Toujours perdantes ? Hélas quand il s’agit des femmes et du rapport au travail, la réponse est oui, en dépit de bien lentes améliorations… En premier, il y a le sujet de la rémunération. Les bonnes intentions et les lois ne suffisent pas à renverser une réalité tenace : les femmes restent en moyenne moins rémunérées que les hommes (15 % de moins), car elles ont moins accès aux postes à responsabilité les plus valorisés. Mais ça ne s’arrête pas là : à profil identique, poste égal et responsabilités équivalentes, les femmes continuent de gagner moins que leurs collègues masculins. De l’ordre de 8 % pour les femmes cadres. Pire : autant le premier chiffre d’écart moyen tend à reculer légèrement à mesure que des femmes commencent à percer le plafond de verre, autant le deuxième – qui mesure l’inégalité dans les mêmes jobs, avec les mêmes diplômes – n’a pas reculé depuis… neuf ans ! Quel échec ! Au passage, puisqu’on parle tant de retraites en ce moment, les inégalités de salaires d’aujourd’hui seront les inégalités de pensions de demain…
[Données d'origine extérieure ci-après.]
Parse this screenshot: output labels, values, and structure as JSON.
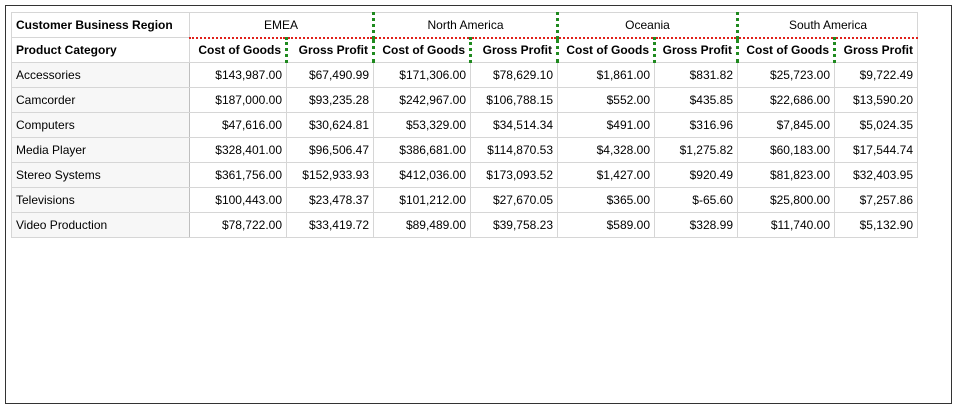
{
  "table": {
    "corner_region_label": "Customer Business Region",
    "corner_category_label": "Product Category",
    "regions": [
      "EMEA",
      "North America",
      "Oceania",
      "South America"
    ],
    "measures": [
      "Cost of Goods",
      "Gross Profit"
    ],
    "rows": [
      {
        "category": "Accessories",
        "values": [
          "$143,987.00",
          "$67,490.99",
          "$171,306.00",
          "$78,629.10",
          "$1,861.00",
          "$831.82",
          "$25,723.00",
          "$9,722.49"
        ]
      },
      {
        "category": "Camcorder",
        "values": [
          "$187,000.00",
          "$93,235.28",
          "$242,967.00",
          "$106,788.15",
          "$552.00",
          "$435.85",
          "$22,686.00",
          "$13,590.20"
        ]
      },
      {
        "category": "Computers",
        "values": [
          "$47,616.00",
          "$30,624.81",
          "$53,329.00",
          "$34,514.34",
          "$491.00",
          "$316.96",
          "$7,845.00",
          "$5,024.35"
        ]
      },
      {
        "category": "Media Player",
        "values": [
          "$328,401.00",
          "$96,506.47",
          "$386,681.00",
          "$114,870.53",
          "$4,328.00",
          "$1,275.82",
          "$60,183.00",
          "$17,544.74"
        ]
      },
      {
        "category": "Stereo Systems",
        "values": [
          "$361,756.00",
          "$152,933.93",
          "$412,036.00",
          "$173,093.52",
          "$1,427.00",
          "$920.49",
          "$81,823.00",
          "$32,403.95"
        ]
      },
      {
        "category": "Televisions",
        "values": [
          "$100,443.00",
          "$23,478.37",
          "$101,212.00",
          "$27,670.05",
          "$365.00",
          "$-65.60",
          "$25,800.00",
          "$7,257.86"
        ]
      },
      {
        "category": "Video Production",
        "values": [
          "$78,722.00",
          "$33,419.72",
          "$89,489.00",
          "$39,758.23",
          "$589.00",
          "$328.99",
          "$11,740.00",
          "$5,132.90"
        ]
      }
    ]
  },
  "colors": {
    "region_underline": "#e0201a",
    "column_separator": "#1f8a1f",
    "grid_line": "#d6d6d6"
  }
}
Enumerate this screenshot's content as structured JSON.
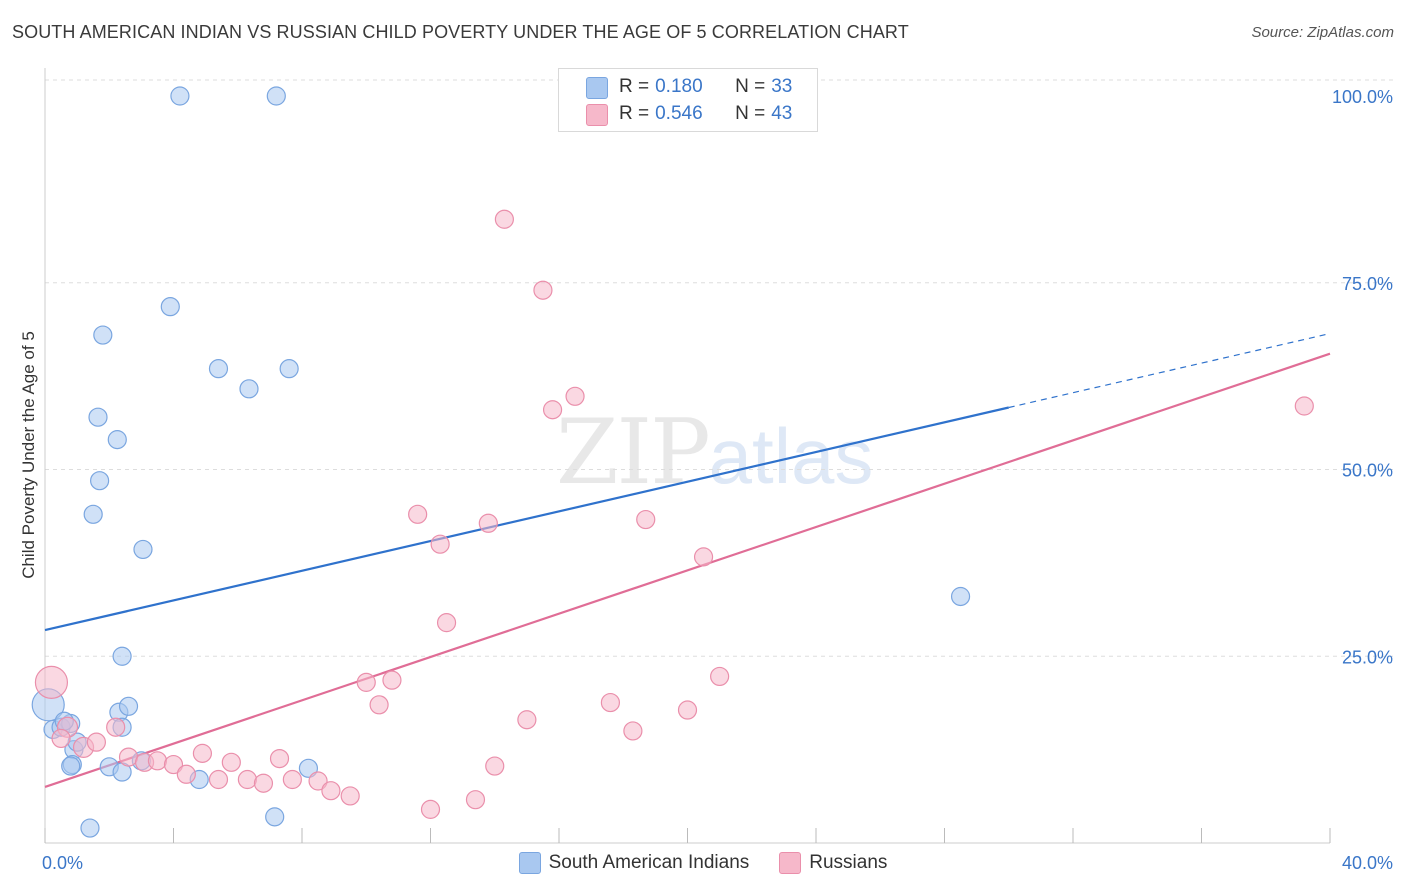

Mais il n’y a pas que le salaire… À ces inégalités s’en ajoutent d’autres, dont on parle moins, et qui ne sont pas moins graves, car elles renvoient à des questions de société sur lesquelles nous n’avons pas su, ou pas voulu, agir assez fort. D’abord, les inégalités face aux tâches domestiques et l’organisation de la vie de famille. Dans les « couples de cadres » – cela concerne 61 % des femmes cadres, l’homogamie sociale est aussi une réalité –, près de six femmes sur dix disent être en première ligne pour ces tâches familiales. Chez les couples faisant « cohabiter » des catégories socioprofessionnelles différentes, ces tâches apparaissent un peu mieux réparties.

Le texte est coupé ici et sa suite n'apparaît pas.